China’s car market hit a noticeable slowdown in 2025, recording its weakest growth in three years, according to figures released by the China Passenger Car Association. As momentum faded at home, Chinese automakers increasingly turned their attention outward, leaning on exports to keep growth alive — and with surprising success.
The slowdown became especially clear toward the end of the year. In December alone, vehicle sales dropped 14.5 percent year-on-year to 2.28 million units, a sharper fall than November’s 8.5 percent decline and the steepest monthly drop since February 2024. Looking at the full year, total car sales grew by 3.9 percent, down from 5.3 percent in 2024, confirming that the market is losing steam after years of rapid expansion.
Electric Cars Still Win, but the Pace Eases
Even as overall growth slowed, electric and plug-in hybrid vehicles reached a major milestone. For the first time on an annual basis, new energy vehicles outsold traditional gasoline-powered cars. Still, the segment is no longer growing at breakneck speed. Sales rose 17.6 percent in 2025, a significant slowdown compared to the 40.7 percent surge seen a year earlier.
The cooling demand was most evident in the final quarter, after several cities and provinces scaled back or completely suspended government-supported car replacement incentives due to funding shortages. With fewer subsidies and cautious consumers, competition intensified across the world’s largest automotive market.
Big Names Miss Targets as Global Markets Step In
The tougher environment took its toll on major manufacturers. Automakers such as Changan, FAW, Li Auto, and Nio all fell short of their sales targets for the year. Even BYD, China’s largest carmaker, posted its slowest sales growth in five years — though it still came close to hitting its revised goal of 4.6 million vehicles.

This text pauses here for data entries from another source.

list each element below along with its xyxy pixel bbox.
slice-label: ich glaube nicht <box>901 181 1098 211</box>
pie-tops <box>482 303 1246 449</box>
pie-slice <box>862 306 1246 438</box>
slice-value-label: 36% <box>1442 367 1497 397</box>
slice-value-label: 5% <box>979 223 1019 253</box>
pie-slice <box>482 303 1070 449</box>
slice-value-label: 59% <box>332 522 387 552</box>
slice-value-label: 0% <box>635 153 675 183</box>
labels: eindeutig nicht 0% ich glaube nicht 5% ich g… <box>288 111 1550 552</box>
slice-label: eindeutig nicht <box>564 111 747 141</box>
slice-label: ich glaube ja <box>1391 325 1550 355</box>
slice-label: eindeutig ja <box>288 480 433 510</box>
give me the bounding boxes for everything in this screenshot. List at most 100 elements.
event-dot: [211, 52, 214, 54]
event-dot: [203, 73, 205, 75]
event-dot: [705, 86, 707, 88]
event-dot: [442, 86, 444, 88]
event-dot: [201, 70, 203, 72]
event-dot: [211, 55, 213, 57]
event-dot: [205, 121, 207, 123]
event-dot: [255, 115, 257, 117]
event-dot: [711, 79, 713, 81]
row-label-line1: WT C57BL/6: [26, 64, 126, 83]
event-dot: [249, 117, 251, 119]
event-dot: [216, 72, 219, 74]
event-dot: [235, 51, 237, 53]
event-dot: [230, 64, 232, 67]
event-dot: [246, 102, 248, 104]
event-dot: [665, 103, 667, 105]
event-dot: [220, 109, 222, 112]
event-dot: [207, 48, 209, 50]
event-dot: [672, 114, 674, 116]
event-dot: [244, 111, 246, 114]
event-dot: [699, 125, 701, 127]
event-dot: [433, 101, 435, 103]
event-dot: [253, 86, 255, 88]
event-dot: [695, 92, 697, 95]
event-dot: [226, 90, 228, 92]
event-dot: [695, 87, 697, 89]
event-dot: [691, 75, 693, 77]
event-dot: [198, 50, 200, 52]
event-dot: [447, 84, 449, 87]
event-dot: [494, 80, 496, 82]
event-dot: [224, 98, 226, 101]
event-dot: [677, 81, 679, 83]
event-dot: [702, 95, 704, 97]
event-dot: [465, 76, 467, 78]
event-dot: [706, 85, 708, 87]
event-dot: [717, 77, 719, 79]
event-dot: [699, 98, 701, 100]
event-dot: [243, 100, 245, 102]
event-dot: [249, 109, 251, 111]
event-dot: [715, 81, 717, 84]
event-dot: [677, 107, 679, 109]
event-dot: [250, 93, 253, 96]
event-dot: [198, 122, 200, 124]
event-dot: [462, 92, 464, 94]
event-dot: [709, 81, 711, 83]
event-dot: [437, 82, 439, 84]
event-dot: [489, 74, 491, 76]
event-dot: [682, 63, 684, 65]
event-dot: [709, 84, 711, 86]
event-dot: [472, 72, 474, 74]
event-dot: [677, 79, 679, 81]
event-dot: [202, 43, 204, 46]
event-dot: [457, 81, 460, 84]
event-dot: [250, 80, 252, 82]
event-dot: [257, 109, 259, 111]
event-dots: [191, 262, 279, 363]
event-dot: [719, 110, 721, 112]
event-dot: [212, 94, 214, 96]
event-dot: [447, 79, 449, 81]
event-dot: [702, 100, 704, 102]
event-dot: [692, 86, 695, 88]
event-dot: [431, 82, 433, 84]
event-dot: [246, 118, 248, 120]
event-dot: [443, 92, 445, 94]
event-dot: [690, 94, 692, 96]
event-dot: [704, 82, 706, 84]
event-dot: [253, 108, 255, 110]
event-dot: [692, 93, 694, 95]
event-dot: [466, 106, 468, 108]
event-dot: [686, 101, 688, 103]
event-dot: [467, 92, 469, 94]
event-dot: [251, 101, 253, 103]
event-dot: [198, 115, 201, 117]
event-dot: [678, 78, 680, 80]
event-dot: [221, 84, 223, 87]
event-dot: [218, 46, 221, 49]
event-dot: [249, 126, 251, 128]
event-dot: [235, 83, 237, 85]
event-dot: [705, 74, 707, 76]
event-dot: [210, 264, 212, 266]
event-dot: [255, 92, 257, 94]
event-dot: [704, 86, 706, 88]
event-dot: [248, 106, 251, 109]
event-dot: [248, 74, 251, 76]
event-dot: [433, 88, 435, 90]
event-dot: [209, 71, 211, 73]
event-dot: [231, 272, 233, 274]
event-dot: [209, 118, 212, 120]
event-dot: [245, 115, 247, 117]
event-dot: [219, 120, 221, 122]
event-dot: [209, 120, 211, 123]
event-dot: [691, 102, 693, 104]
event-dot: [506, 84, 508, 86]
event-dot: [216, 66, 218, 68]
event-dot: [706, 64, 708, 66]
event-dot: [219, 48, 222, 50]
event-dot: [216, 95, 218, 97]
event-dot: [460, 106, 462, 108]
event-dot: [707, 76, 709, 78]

What helped soften the blow was overseas demand. BYD, in particular, leaned heavily on international markets, selling more than one million vehicles abroad. That push allowed the company to overtake Tesla and claim the title of the world’s largest electric vehicle maker over the past year.
Exports Become the Industry’s Safety Net
China’s vehicle exports continued to surge despite domestic headwinds. Total exports climbed 19.4 percent to 5.79 million units, while shipments of electric and plug-in hybrid vehicles soared by 86.2 percent to 2.42 million units. These results exceeded earlier expectations, especially given forecasts that export growth would slow sharply in 2025.
While the local market shows clear signs of fatigue, China’s automotive industry is proving it can adapt. By expanding aggressively beyond its borders, carmakers are reshaping their growth strategy — turning global demand into a critical pillar as the domestic market enters a more challenging phase.